Wharton Customer Analytics

Analytics Accelerator Case Study

Social Media Users Are Lovin’ It: How Causal Impact Models Help Inform Engagement

Objective

McDonald’s, the world’s largest restaurant chain by revenue, sought to examine how they could best utilize social media activities to drive sales, boost engagement, and create positive brand sentiment. To that end, they partnered with the Analytics Accelerator at Wharton Customer Analytics. A team of Wharton students successfully distilled the overall aim of the project into three objectives:

Determine the impact of – and differences between – organic social media activity and paid social activity, and discover how best to optimize organic social media strategies to maximize sales
Identify the primary drivers of social media engagement and optimize posts to encourage it
Establish a metric for brand affinity and determine what drives brand affinity

Approach

Objective 1: Sales

To determine the impact of organic (unpaid) social media activities on sales, students experimented with a variety of regression and time-based models, ultimately settling with a time-based approach. After identifying significant predictors, they created metrics to analyze several attributes, including the length of each post, media type (picture, video, etc.), and product associations to determine their impact on sales.

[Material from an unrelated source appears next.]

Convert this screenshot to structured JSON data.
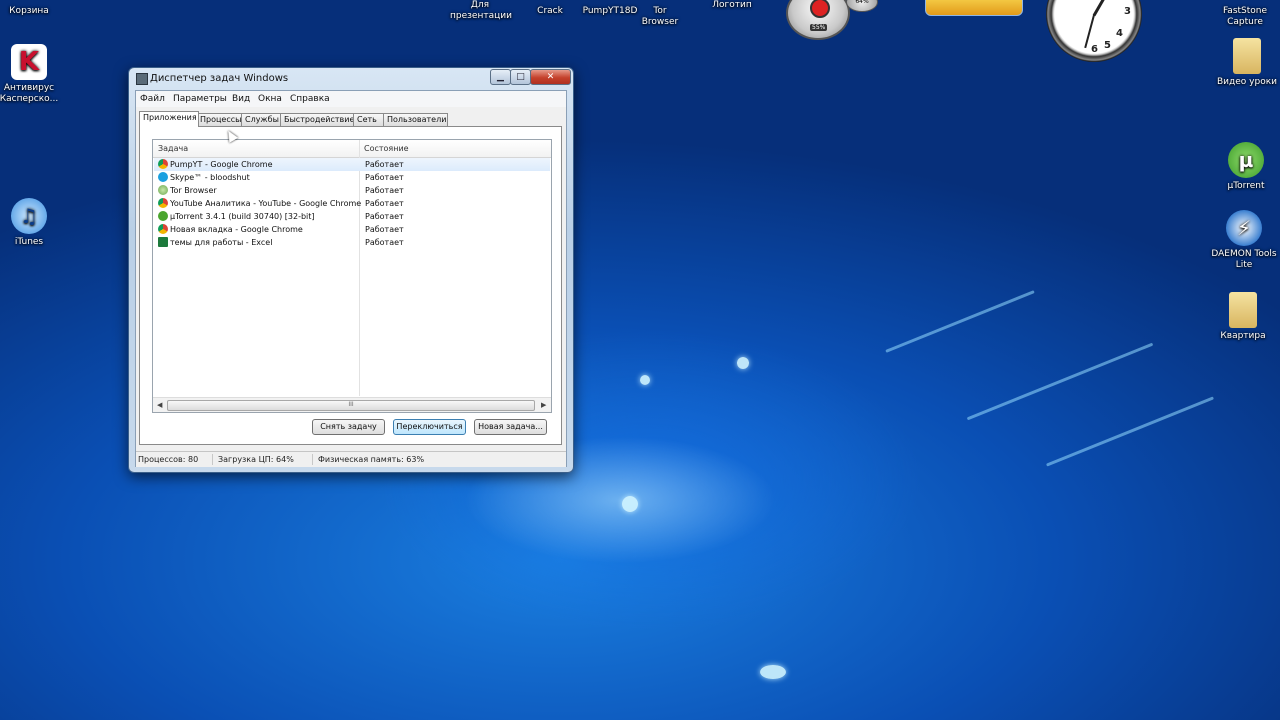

To measure the incremental impact of campaign (paid) social media activities, the team utilized a causal impact model based on Bayesian Structural Time Series (BSTS). The model worked to examine whether an intervention (the paid campaign) had a statistically significant impact on a target variable (total sale amount).

Objective 2: Engagement

To determine how to optimize McDonald’s posts for social media engagement, the student team tackled two items. They first had to develop a metric that truly measures the level of engagement on a given post. Secondly, they had to identify the conditions (a post’s content, timing, etc.) under which they could best examine the metric.

Objective 3: Brand Affinity

To define the metric for brand affinity, the team utilized a three-step approach: brand affinity definition and metric selection, metric creation, and implementation of the composite brand affinity metric. Once they defined these elements, they conducted various analyzes to uncover trends.

Key Takeaways

Objective 1: Sales

From their modeling, students discovered that a given social media post’s reach, number of likes/reactions, and number of negative comments all impacted sales in a statistically significant way. Specifically, a post’s reach and its number of likes/reactions positively correlate to sales.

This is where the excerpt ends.